HMRC and VAT Recovery
HMRC has extended the deadline for new treatment of VAT recovery in respect of services to occupational pension schemes to 31 December 2016.
The Association of Pensions Lawyers has previously written to HMRC expressing the concern within the industry about HMRC’s proposal to allow VAT recovery on pension schemes services by employers only where a tripartite agreement that meets certain conditions is in place between the service provider, the trustees and the employer.
On 26 October 2015, HMRC issued a further Brief regarding its latest position on the recoverability of VAT in respect of occupational pension schemes. As well as extending the deadline for the new treatment, HMRC has confirmed its position on the use of tripartite agreements as well as addressing some concerns regarding the implications of these arrangements on corporation tax deduction. HMRC has also addressed other options to allow the employer to continue to recover VAT in respect of pension scheme services.
US Safe Harbor
EU law prevents the transfer of personal data outside of the EEA unless the country in question provides “adequate protection” or there is a specific justification for the transfer.
Previously, if data was transferred to the US the justification has been that the recipient has signed up to “Safe Harbor”, which is a voluntary scheme allowing US companies to comply with the EU Directive on the protection of personal data if they fulfilled set principles.
However, the European Court of Justice has held that Safe Harbor does not protect against access by the US Government and is therefore invalid and cannot be used as a justification for transfers of personal data to the US.
The message from the UK Information Commissioner is “don’t panic!”. While tens of thousands of European companies have used Safe Harbor as a justification for the transfer of data to US companies that have signed up to it, pension schemes affected by this decision make up only a small part of the organisations affected.
The impact of the decision is still being reviewed by European regulators, and the position is still uncertain. The regulators have set a deadline of 31 January 2016 to set out a new and improved Safe Harbor.
Pension Protection Levy 2016/17
On 17 December last year, the PPF published the final determination for the 2016/17 levy and associated documents.
No major changes have been made to the PPF levy rules for 2016/17, but it should be noted that one of the points that came out of the consultation on the 2016/17 levy was in relation to “last man standing” schemes. As part of the consultation, the PPF took the opportunity to provide feedback on the latest “last man standing” exercise where multi-employer schemes were required to provide confirmation that they had received legal advice regarding their structure (as the PPF were concerned that structures had been misreported and schemes should not have received the levy reduction associated with a last man standing structure). Schemes which no longer report as last man standing as a result of this exercise will be contacted by the PPF with a view to the PPF re-invoicing schemes which have mistakenly claimed the last man standing discount.
The Pensions Regulator has published details of its investigation into a £13.7m pension scam.
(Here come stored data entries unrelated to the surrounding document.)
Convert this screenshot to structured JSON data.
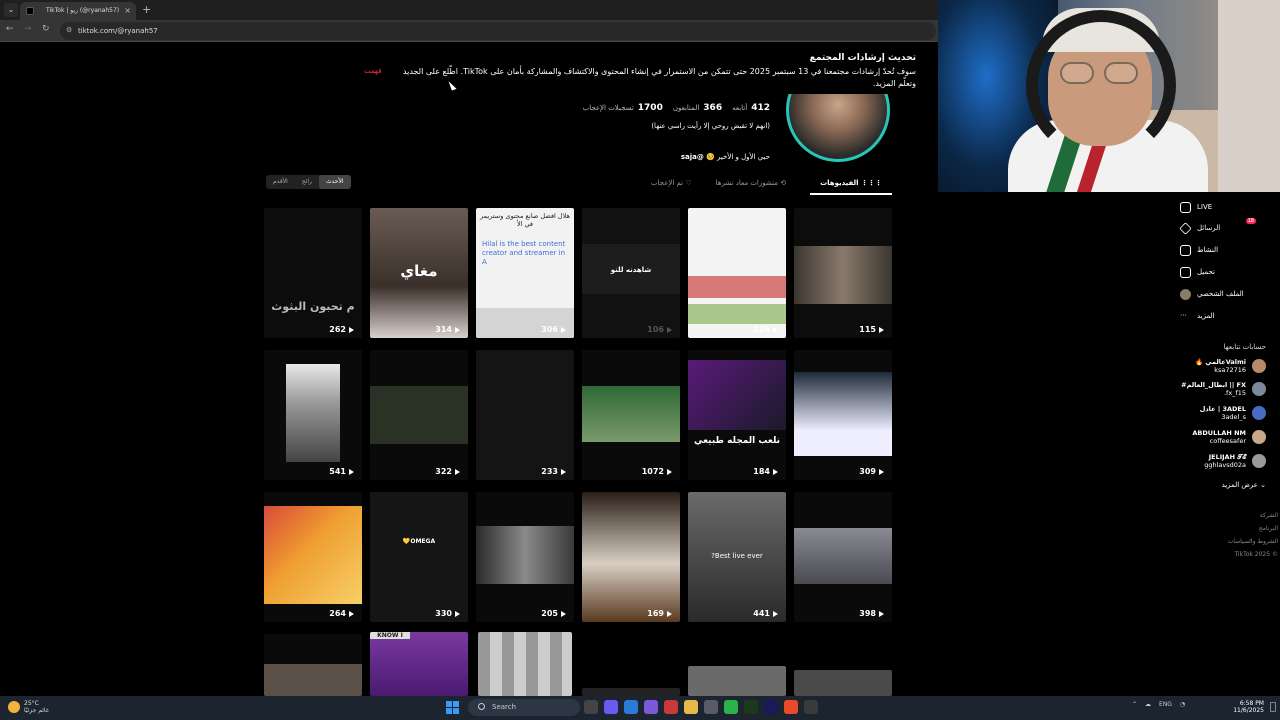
{
  "browser": {
    "tab_title": "TikTok | ريو (@ryanah57)",
    "tab_close": "×",
    "new_tab": "+",
    "url": "tiktok.com/@ryanah57",
    "nav_back": "←",
    "nav_forward": "→",
    "nav_reload": "↻"
  },
  "notice": {
    "title": "تحديث إرشادات المجتمع",
    "body": "سوف تُحدّ إرشادات مجتمعنا في 13 سبتمبر 2025 حتى تتمكن من الاستمرار في إنشاء المحتوى والاكتشاف والمشاركة بأمان على TikTok. اطّلع على الجديد وتعلّم المزيد.",
    "dismiss": "فهمت"
  },
  "profile": {
    "stats": [
      {
        "value": "412",
        "label": "أتابعه"
      },
      {
        "value": "366",
        "label": "المتابعون"
      },
      {
        "value": "1700",
        "label": "تسجيلات الإعجاب"
      }
    ],
    "bio_line1": "(انهم لا تقبض روحي إلا رأيت راسي عنها)",
    "bio_line2_prefix": "حبي الأول و الأخير 🥺 ",
    "bio_mention": "@saja"
  },
  "tabs": [
    {
      "label": "الفيديوهات",
      "icon": "videos-grid-icon"
    },
    {
      "label": "منشورات معاد نشرها",
      "icon": "repost-icon"
    },
    {
      "label": "تم الإعجاب",
      "icon": "liked-icon"
    }
  ],
  "sort": [
    "الأحدث",
    "رائج",
    "الأقدم"
  ],
  "videos": [
    {
      "views": "262",
      "caption": "م تحبون البثوث"
    },
    {
      "views": "314",
      "caption": "مغاي"
    },
    {
      "views": "306",
      "caption": "هلال افضل صانع محتوى وستريمر في الأ"
    },
    {
      "views": "106",
      "caption": "شاهدنه للنو"
    },
    {
      "views": "126",
      "caption": ""
    },
    {
      "views": "115",
      "caption": ""
    },
    {
      "views": "541",
      "caption": ""
    },
    {
      "views": "322",
      "caption": ""
    },
    {
      "views": "233",
      "caption": ""
    },
    {
      "views": "1072",
      "caption": ""
    },
    {
      "views": "184",
      "caption": "نلعب المجله طبيعي"
    },
    {
      "views": "309",
      "caption": ""
    },
    {
      "views": "264",
      "caption": ""
    },
    {
      "views": "330",
      "caption": "OMEGA💛"
    },
    {
      "views": "205",
      "caption": ""
    },
    {
      "views": "169",
      "caption": ""
    },
    {
      "views": "441",
      "caption": "Best live ever?"
    },
    {
      "views": "398",
      "caption": ""
    },
    {
      "views": "",
      "caption": ""
    },
    {
      "views": "",
      "caption": "KNOW I"
    },
    {
      "views": "",
      "caption": ""
    },
    {
      "views": "",
      "caption": ""
    },
    {
      "views": "",
      "caption": ""
    },
    {
      "views": "",
      "caption": ""
    }
  ],
  "video_extra": {
    "hilal_text": "Hilal is the best content creator and streamer in A",
    "omega_label": "OMEGA💛"
  },
  "sidebar": {
    "items": [
      {
        "label": "LIVE",
        "icon": "live-icon"
      },
      {
        "label": "الرسائل",
        "icon": "messages-icon",
        "badge": "18"
      },
      {
        "label": "النشاط",
        "icon": "activity-icon"
      },
      {
        "label": "تحميل",
        "icon": "upload-icon"
      },
      {
        "label": "الملف الشخصي",
        "icon": "profile-icon"
      },
      {
        "label": "المزيد",
        "icon": "more-icon"
      }
    ],
    "following_title": "حسابات تتابعها",
    "following": [
      {
        "name": "Valmiعالمي 🔥",
        "handle": "ksa72716"
      },
      {
        "name": "FX || ابطال_العالم#",
        "handle": "fx_f15."
      },
      {
        "name": "3ADEL | عادل",
        "handle": "3adel_s"
      },
      {
        "name": "ABDULLAH NM",
        "handle": "coffeesafer"
      },
      {
        "name": "JELIJAH 𝓣𝓔",
        "handle": "gghlavsd02a"
      }
    ],
    "see_more": "عرض المزيد",
    "footer": [
      "الشركة",
      "البرنامج",
      "الشروط والسياسات",
      "© 2025 TikTok"
    ]
  },
  "taskbar": {
    "temp": "25°C",
    "weather": "غائم جزئيًا",
    "search": "Search",
    "lang": "ENG",
    "time": "6:58 PM",
    "date": "11/6/2025"
  }
}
The Pensions Regulator believes that a scam has taken place in which the funds belonging to 242 members had all but disappeared, including through the payment of “exorbitant fees and commission payments”.
The case featured many “hallmark” scam techniques, such as cold calling and texts promising unusually high investment returns, or promising early access to cash from the pension.
New draft DC Code of Practice
The Pensions Regulator has published a new draft DC code of practice for consultation (which will run until 29 January 2016). The new code is expected to come into force in July 2016. Although shorter than the existing code, the new code is supported by a number of guides (the Regulator intends to consult on these separately this Spring).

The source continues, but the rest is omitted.